SOUTH SAN FRANCISCO, Calif. and BRISTOL, Tenn., July 11, 2007 (PRIME NEWSWIRE) -- Pain Therapeutics, Inc. (Nasdaq:PTIE) and King Pharmaceuticals, Inc. (NYSE:KG) announced today they have reached the enrollment target of 400 patients for a Phase III study with Remoxy(tm). Remoxy, an investigational drug, is a proprietary abuse-deterrent version of long-acting oxycodone, a strong opioid painkiller.
This randomized, double-blinded, placebo-controlled study enrolled patients in the U.S. with moderate-to-severe osteoarthritic pain. Following a titration period, patients were randomized to either twice-daily Remoxy (10-80 mg daily) or placebo for 12 weeks. The primary endpoint is change in pain scores during the treatment period. Top line results of this study are expected in Q4 2007, after the last patient completes the three-month treatment period.
This Remoxy study is being conducted under the auspices of a Special Protocol Assessment (SPA) from the U.S. Food and Drug Administration (FDA). The SPA specifies the Phase III trial objective, design, clinical endpoints and statistical analyses needed to support FDA approval. These features are considered binding, i.e., the FDA will not later alter its perspective unless public health concerns unrecognized at the time of protocol assessment are evident.
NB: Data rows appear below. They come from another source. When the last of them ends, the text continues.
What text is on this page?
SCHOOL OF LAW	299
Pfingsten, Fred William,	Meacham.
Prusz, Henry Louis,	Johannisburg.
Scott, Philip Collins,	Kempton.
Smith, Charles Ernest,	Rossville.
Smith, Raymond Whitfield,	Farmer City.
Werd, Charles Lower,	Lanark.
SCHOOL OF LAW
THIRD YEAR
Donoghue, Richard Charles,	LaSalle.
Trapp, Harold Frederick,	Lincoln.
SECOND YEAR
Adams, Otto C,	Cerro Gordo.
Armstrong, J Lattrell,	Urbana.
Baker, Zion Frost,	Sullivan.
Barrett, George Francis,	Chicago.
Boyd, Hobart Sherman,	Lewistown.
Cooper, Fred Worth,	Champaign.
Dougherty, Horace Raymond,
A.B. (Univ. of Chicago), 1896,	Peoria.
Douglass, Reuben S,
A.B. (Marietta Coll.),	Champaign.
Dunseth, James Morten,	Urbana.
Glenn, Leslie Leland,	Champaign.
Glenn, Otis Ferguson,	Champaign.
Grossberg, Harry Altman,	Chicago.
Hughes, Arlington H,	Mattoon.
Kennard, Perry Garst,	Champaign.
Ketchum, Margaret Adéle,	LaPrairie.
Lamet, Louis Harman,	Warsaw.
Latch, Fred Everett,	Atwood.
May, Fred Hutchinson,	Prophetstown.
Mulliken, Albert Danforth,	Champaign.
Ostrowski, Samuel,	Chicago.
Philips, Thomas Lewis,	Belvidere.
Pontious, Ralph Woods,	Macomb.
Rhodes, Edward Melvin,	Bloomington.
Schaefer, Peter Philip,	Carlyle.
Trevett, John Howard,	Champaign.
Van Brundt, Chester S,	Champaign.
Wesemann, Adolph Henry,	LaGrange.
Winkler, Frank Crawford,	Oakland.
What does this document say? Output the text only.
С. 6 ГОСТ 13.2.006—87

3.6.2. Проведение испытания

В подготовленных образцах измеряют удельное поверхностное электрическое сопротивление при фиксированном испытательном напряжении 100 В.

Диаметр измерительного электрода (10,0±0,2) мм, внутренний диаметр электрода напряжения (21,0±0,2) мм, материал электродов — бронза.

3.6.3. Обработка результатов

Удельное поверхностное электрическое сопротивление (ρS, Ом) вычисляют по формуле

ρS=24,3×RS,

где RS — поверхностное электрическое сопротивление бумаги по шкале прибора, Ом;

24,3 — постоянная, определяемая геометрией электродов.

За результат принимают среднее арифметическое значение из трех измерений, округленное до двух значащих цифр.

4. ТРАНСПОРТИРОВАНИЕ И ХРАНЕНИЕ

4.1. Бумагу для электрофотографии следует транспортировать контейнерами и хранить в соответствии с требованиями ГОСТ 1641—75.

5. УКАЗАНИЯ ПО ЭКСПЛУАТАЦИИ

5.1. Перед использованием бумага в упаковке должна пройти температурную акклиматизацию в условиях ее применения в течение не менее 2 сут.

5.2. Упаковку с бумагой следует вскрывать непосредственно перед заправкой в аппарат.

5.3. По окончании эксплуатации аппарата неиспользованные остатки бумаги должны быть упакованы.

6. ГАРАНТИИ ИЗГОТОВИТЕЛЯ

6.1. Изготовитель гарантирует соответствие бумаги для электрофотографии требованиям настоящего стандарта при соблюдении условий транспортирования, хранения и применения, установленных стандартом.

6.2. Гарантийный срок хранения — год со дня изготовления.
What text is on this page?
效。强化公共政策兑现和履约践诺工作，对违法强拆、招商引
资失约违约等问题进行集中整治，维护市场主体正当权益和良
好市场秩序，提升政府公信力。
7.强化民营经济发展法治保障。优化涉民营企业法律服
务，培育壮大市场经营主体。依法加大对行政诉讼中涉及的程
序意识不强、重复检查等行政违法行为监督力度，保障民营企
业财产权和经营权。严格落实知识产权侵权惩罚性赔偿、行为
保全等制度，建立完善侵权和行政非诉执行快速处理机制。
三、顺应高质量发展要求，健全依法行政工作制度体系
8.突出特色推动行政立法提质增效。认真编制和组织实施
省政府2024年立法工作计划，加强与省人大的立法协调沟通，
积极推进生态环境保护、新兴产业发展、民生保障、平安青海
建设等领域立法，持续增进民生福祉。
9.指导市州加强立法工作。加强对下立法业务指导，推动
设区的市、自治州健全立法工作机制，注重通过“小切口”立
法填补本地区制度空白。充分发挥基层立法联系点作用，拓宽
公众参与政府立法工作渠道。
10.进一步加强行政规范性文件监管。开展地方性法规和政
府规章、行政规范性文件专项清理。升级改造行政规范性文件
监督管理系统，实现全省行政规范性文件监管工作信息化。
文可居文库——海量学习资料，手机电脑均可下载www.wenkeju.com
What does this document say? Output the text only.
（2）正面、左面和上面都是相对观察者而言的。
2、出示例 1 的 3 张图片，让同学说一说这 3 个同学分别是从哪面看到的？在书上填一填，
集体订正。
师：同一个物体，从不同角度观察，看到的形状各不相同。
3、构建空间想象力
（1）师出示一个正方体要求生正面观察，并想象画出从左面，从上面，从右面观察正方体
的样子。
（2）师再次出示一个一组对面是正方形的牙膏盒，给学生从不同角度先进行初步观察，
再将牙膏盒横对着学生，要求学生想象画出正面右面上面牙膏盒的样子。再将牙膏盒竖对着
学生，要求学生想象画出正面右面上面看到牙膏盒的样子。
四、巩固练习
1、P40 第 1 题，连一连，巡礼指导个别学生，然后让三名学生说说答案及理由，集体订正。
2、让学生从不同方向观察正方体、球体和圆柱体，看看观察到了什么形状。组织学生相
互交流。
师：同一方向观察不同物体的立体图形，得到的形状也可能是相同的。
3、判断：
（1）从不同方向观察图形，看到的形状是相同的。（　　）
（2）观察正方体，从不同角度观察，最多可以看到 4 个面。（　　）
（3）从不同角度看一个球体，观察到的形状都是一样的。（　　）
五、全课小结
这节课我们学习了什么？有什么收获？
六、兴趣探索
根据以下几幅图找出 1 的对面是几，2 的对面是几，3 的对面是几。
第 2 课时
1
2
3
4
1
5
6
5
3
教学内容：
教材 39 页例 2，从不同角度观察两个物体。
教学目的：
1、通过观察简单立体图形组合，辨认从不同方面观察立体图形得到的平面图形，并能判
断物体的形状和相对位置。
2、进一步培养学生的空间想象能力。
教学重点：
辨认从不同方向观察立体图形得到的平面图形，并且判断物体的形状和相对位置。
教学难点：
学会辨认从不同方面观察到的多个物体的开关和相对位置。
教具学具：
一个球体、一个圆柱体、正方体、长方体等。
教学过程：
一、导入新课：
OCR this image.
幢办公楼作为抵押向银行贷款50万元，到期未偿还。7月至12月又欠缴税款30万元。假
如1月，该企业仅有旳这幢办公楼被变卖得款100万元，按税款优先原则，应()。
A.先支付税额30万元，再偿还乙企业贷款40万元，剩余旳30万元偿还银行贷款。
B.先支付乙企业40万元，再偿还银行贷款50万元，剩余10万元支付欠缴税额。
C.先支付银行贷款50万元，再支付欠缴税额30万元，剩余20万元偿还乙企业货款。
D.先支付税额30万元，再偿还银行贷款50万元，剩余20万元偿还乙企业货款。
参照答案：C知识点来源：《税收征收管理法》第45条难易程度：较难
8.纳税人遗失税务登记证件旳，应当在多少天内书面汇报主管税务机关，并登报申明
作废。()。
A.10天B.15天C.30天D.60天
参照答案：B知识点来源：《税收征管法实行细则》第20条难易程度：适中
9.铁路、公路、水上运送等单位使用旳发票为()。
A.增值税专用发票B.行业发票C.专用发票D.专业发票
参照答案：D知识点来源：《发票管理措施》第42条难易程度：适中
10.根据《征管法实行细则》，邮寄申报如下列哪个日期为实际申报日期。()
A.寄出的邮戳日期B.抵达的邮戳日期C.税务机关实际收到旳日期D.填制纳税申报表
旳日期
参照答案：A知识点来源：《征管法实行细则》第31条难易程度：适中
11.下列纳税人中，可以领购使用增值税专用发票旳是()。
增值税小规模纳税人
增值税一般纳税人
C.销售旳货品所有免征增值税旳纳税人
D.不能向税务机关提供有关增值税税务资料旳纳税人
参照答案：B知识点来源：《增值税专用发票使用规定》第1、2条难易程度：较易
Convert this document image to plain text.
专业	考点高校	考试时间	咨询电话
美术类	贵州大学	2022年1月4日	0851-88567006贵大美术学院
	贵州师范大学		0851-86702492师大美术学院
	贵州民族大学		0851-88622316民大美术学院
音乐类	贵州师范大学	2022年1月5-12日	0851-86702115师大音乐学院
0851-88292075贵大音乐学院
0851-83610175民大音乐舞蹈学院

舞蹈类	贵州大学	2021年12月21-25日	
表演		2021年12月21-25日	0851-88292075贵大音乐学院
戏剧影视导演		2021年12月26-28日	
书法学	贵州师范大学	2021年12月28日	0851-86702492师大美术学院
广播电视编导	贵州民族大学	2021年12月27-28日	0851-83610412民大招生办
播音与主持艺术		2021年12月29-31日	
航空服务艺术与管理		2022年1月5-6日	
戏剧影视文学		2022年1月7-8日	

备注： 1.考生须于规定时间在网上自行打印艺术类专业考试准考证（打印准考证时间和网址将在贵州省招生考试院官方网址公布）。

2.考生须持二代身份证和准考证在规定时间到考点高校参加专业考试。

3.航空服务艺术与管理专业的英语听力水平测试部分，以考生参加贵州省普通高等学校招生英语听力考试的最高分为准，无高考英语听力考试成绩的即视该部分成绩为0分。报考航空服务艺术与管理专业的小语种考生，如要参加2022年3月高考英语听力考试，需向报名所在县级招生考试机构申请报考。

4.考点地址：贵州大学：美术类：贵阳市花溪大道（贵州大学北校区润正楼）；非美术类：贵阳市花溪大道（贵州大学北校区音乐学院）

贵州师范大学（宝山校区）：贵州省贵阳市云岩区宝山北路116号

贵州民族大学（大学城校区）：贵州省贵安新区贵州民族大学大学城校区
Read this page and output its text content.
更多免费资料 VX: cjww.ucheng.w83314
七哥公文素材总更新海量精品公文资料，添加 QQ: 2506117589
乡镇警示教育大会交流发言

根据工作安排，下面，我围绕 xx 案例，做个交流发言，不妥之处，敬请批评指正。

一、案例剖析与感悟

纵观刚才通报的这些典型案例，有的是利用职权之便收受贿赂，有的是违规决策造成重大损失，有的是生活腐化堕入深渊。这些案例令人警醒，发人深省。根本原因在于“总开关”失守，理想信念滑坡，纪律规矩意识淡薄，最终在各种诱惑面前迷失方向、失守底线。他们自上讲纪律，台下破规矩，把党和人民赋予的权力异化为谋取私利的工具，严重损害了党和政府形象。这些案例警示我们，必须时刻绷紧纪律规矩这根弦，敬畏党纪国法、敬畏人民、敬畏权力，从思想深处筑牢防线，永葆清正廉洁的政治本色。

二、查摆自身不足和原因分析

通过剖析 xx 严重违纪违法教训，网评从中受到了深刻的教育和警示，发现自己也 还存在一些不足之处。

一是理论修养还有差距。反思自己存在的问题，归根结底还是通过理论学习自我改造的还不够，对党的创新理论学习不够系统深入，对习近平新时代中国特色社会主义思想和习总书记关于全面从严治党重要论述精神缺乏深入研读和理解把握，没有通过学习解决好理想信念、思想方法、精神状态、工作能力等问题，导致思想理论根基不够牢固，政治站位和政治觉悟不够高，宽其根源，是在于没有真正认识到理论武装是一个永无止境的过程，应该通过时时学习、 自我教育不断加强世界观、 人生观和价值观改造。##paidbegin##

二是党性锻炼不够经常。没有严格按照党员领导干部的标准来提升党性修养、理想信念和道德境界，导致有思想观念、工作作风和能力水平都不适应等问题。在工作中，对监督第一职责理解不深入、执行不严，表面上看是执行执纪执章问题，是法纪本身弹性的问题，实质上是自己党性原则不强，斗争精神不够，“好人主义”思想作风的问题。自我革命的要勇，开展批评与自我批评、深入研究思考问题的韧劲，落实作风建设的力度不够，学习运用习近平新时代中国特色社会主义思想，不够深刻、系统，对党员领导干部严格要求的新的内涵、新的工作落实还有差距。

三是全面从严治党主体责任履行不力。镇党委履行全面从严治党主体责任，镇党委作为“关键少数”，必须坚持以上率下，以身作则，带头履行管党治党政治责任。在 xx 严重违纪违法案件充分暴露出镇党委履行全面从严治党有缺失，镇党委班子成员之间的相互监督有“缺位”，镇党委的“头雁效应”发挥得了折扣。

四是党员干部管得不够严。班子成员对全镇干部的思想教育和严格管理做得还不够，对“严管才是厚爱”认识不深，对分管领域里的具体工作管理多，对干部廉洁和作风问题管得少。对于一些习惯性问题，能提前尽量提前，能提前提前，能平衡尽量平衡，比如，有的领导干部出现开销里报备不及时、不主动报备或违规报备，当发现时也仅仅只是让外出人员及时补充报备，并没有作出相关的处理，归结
Under the SPA, one successful Phase III study is required to file a New Drug Application for Remoxy.
About Remoxy
Remoxy, an investigational drug, is an abuse-deterrent version of long-acting oxycodone, a strong opioid painkiller. It is intended to meet the needs of physicians or pharmacists who appropriately prescribe or dispense long-acting opioids and who seek to minimize risks of diversion, abuse or misuse. Pain Therapeutics and King Pharmaceuticals have a strategic alliance in place to develop and commercialize Remoxy and other abuse-deterrent opioids. Remoxy's formulation includes Oradur(tm) technology licensed from Durect Corporation (Nasdaq:DRRX).
About Oxycodone Abuse
Please visit the U.S. Drug Enforcement Administration's website for more information: www.deadiversion.usdoj.gov/drugs_concern/oxycodone/oxycodone.htm.
About Pain Therapeutics, Inc.
Pain Therapeutics develops novel drugs for pain management and hematology/oncology. The Company has four investigational drug candidates in clinical programs, including Remoxy, Oxytrex(tm), PTI-202 and a novel radio-labeled monoclonal antibody to treat metastatic melanoma. The FDA has not yet evaluated the merits, safety or efficacy of our drug candidates. For more information, please visit www.paintrials.com.
About King Pharmaceuticals, Inc.
King, headquartered in Bristol, Tennessee, is a vertically integrated branded pharmaceutical company. King, an S&P 500 Index company, seeks to capitalize on opportunities in the pharmaceutical industry through the development, including through in-licensing arrangements and acquisitions, of novel branded prescription pharmaceutical products in attractive markets and the strategic acquisition of branded products that can benefit from focused promotion and marketing and product life-cycle management.
Note Regarding Forward-Looking Statements: This press release contains forward-looking statements for purposes of the Private Securities Litigation Reform Act of 1995 (the "Act"). Pain Therapeutics and King Pharmaceuticals disclaim any intent or obligation to update these forward-looking statements, and claim the protection of the Safe Harbor for forward-looking statements contained in the Act. Examples of such statements include, but are not limited to, any statements relating to the timing, scope or expected outcome of the Companies' clinical development of its drug candidates, including the expected top-line results of the Remoxy Phase III study, and the potential benefits of the Companies' drug candidates. Such statements are based on management's current expectations, but actual results may differ materially due to various factors. Such statements involve risks and uncertainties, including, but not limited to, those risks and uncertainties relating to difficulties or delays in development, testing, regulatory approval, production and marketing of the Companies' drug candidates, unexpected adverse side effects or inadequate therapeutic efficacy of the Companies' drug candidates that could slow or prevent product approval or market acceptance (including the risk that current and past results of clinical trials are not necessarily indicative of future results of clinical trials), the uncertainty of patent protection for the Companies' intellectual property or trade secrets, the Companies' ability to obtain additional financing if necessary and unanticipated research and development and other costs. For further information regarding these and other risks related to the Companies' business, investors should consult the Companies' filings with the Securities and Exchange Commission.